Metadata-Version: 2.4
Name: tpu-top
Version: 0.1.8
Summary: TPU Monitoring Dashboard
Author-email: Hossein Sarshar <hossein.sarshar@gmail.com>
Project-URL: Homepage, https://github.com/hosseinsarshar/tpu-top
Project-URL: Bug Tracker, https://github.com/hosseinsarshar/tpu-top/issues
Classifier: Programming Language :: Python :: 3
Classifier: License :: OSI Approved :: MIT License
Classifier: Operating System :: OS Independent
Requires-Python: >=3.10
Description-Content-Type: text/markdown
License-File: LICENSE
Requires-Dist: rich
Requires-Dist: psutil
Requires-Dist: tpu-info
Requires-Dist: jax[tpu]
Requires-Dist: textual
Dynamic: license-file

# TPU-TOP

A simple terminal-based monitoring dashboard for Google Cloud TPUs, designed to give you real-time visibility into your machine's performance both on the host and the device.

> [!NOTE]
> This tool was inspired by the [nvitop](https://github.com/XuehaiPan/nvitop) project for GPUs. This is a community project and not an official Google product.

[![PyPI version](https://img.shields.io/pypi/v/tpu-top.svg)](https://pypi.org/project/tpu-top/)
[GitHub Repository](https://github.com/hosseinsarshar/tpu-top) | [PyPI Project](https://pypi.org/project/tpu-top/)

## Project Overview

`tpu-top` provides a visual, TUI (Terminal User Interface) to monitor system and TPU resources. It is tailored to run it directly on a TPU instance either on a GCE VM or a GKE Pod.

![tpu-top UI](https://raw.githubusercontent.com/hosseinsarshar/tpu-top/refs/heads/main/images/image.png)



### What You Can See

*   **TPU Memory & Utilization**: Real-time memory usage, TensorCore utilization, and raw duty cycle for each TPU device.
*   **History Graphs**: Visual graphs with timeline markers showing the history of CPU (with core count), RAM (with GiB usage), and TPU usage.
*   **Duty Cycle History**: A dedicated panel showing the history of TPU duty cycle.
*   **PIDs per TPU**: A dedicated process list showing which PIDs are utilizing specific TPU devices, including their host RAM and CPU impact.
*   **Active HLO Ops**: Current HLO operations executing on each TPU core (Tensor Cores and Sparse Cores).

## Calculations Explained

### Duty Cycle
**Duty Cycle** represents the percentage of time the TPU is "busy" (not idle) during a given sampling window. 

Performance Insights:
- High Duty Cycle (e.g., >90%): The TPU is constantly running kernels and is not waiting on the host.
- Low Duty Cycle (e.g., <30%): This is often a sign of "data starvation." The TPU is idle because it is waiting for the CPU to provide input data.

### TensorCore Utilization
TensorCore Utilization measures the computational intensity of the workload.
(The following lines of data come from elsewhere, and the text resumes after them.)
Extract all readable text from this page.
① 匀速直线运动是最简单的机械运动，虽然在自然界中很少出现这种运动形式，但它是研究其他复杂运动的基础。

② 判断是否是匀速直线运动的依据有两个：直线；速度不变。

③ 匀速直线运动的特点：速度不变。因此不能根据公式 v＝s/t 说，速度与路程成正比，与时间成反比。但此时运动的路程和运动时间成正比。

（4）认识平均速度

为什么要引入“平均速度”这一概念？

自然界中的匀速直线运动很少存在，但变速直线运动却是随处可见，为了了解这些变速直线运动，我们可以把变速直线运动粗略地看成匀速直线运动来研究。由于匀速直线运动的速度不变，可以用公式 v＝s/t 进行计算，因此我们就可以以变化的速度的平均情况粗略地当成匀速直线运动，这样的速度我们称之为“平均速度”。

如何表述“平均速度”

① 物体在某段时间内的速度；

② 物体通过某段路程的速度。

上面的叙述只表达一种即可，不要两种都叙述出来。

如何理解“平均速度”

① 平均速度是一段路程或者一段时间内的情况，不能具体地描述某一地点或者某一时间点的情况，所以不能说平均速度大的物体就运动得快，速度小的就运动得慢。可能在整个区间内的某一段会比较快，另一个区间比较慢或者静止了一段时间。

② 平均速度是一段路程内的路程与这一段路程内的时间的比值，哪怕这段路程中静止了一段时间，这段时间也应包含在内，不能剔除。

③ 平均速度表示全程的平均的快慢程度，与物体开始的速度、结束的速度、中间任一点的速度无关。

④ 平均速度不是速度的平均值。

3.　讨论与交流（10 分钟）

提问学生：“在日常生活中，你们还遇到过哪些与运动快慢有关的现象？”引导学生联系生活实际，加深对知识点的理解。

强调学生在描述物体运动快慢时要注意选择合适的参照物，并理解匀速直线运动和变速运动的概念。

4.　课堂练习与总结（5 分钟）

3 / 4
It tracks what percentage of the TPU's peak theoretical matrix-multiplication capacity is actually being used while the chip is active.

Performance Insights:
- Low TensorCore Utilization: If your Duty Cycle is high but your TensorCore Utilization is low, your TPU is "busy," but it isn't doing much math. This often occurs when:
  - Batch sizes are too small to saturate the hardware.
  - The model is limited by memory bandwidth rather than compute.
  - The code spends a lot of time on non-matrix operations (e.g., scalar transposes).


### How to use them together
- **Low Duty Cycle + Low TensorCore Util:** Your TPU is mostly idle, likely waiting for data from the CPU.
- **High Duty Cycle + Low TensorCore Util:** Your TPU is constantly working, but the specific operations (kernels) you are running are not computationally dense (likely memory-bound or using small batch sizes).
- **High Duty Cycle + High TensorCore Util:** Ideal performance; you are keeping the TPU busy and fully utilizing its matrix-multiplication hardware.


## Installation

### From PyPI (Recommended)

```bash
pip install tpu-top
```

### From Source

You can also install `tpu-top` directly from the source directory.

### Prerequisites

Ensure you have Python 3.10+ and access to a Cloud TPU environment. The tool relies on `tpu-info` to communicate with the TPU driver.

### Standard Source Install

Navigate to the project root directory and run:

```bash
pip install .
```

### Developer Install

If you are making modifications and want them to reflect immediately:

```bash
pip install -e .
```

## How to Use

Once installed, you can launch the dashboard from anywhere in your terminal:

```bash
tpu-top
```

## Running Tests

To validate changes, run the unit tests:

```bash
python -m unittest test_main.py
```
(Note: If testing inside a GKE container, ensure dependencies are installed in your target environment).